The PGA of America ran tournament golf in Snead’s time and there wasn’t a standard tour schedule like there is now. The PGA Tour researched the records and settled on 82 wins for Snead. Whatever arguments are made, that’s the official mark.
That’s what Woods matched, an astonishing feat considering the litany of obstacles he has faced — five surgeries on his knee, four surgeries on his back, the embarrassment of being caught in a personal scandal that cost him his marriage and universal corporate support, a mug shot from his DUI arrest two years ago when he mixed pain medications.
“It’s satisfying to dig my way out of it and figure out a way,” Woods said. “There are some hard times trying to figure it out, but I’ve come back with different games over the years, moving patterns, and this one’s been obviously the most challenging.”
Woods has been linked with Nicklaus his entire career.

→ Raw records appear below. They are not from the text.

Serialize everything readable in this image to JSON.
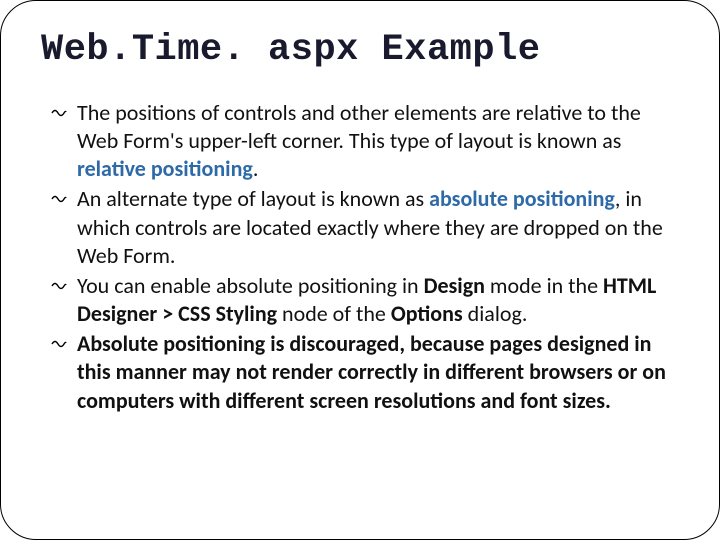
{
  "title": "Web.Time. aspx Example",
  "bullets": [
    {
      "pre": "The positions of controls and other elements are relative to the Web Form's upper-left corner. This type of layout is known as ",
      "term": "relative positioning",
      "post": "."
    },
    {
      "pre": "An alternate type of layout is known as ",
      "term": "absolute positioning",
      "post": ", in which controls are located exactly where they are dropped on the Web Form."
    },
    {
      "text_parts": [
        {
          "t": "You can enable absolute positioning in ",
          "b": false
        },
        {
          "t": "Design",
          "b": true
        },
        {
          "t": " mode in the ",
          "b": false
        },
        {
          "t": "HTML Designer > CSS Styling",
          "b": true
        },
        {
          "t": " node of the ",
          "b": false
        },
        {
          "t": "Options",
          "b": true
        },
        {
          "t": " dialog.",
          "b": false
        }
      ]
    },
    {
      "bold_text": "Absolute positioning is discouraged, because pages designed in this manner may not render correctly in different browsers or on computers with different screen resolutions and font sizes."
    }
  ]
}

He has been mentioned alongside Byron Nelson, not only for breaking his record for consecutive cuts, but for twice getting at least halfway to Nelson’s unthinkable 11 straight victories. Woods reached seven in a row on the PGA Tour through 2006 at Torrey Pines.
But the better measure of his greatness is not the legends Woods is chasing.
It’s the players he is beating.
Generations are tough to compare even with simple numbers like 18 and 82. The game, the courses, the equipment, everything evolves. No one will ever know how Woods stacked up against Snead, Nelson, Ben Hogan or Bobby Jones. No one can say how Nicklaus would fare against today’s generation.
What made Snead’s record 82 victories even more impressive than the number alone was that no one else was close to him. When he won the last of his official victories at the Greater Greensboro Open in 1965, only two other players had more than 50 career wins — Hogan (64) and Nelson (52).
Woods now has 82 victories.
That’s more than Phil Mickelson (44) and Vijay Singh (34) combined. The other Hall of Famer from his generation is Ernie Els, who traveled and won worldwide but has 19 victories on the PGA Tour.
They all had access to the same game. Woods played better than anyone imagined.
Even after going through so many injuries that led to Woods going five years without a victory, his winning rate is still 22.8%. That’s the highest ever for the PGA Tour with a minimum of 200 tournaments. Hogan is next at 21.3%, followed by Nelson at 18.1%. Nicklaus is sixth at 12.2%.
Dustin Johnson, the winningest player of this generation, with 20 PGA Tour titles, has a winning rate of 7.7%.
PGA Tour Commissioner Jay Monahan was in Japan and could only think, “Wow,” when he considered what Woods had done — and if it will ever be seen again.
“I’m a never-say-never kind of person, but you start looking back — the longevity, the consistency, what goes into it,” Monahan said. “You start looking at some of the underlying elements like the 142 consecutive cuts, the seven tournaments that he won five times or more, 11-time Player of the Year, all the stuff that you’ve documented.
“It’s just hard to imagine anybody doing that again.”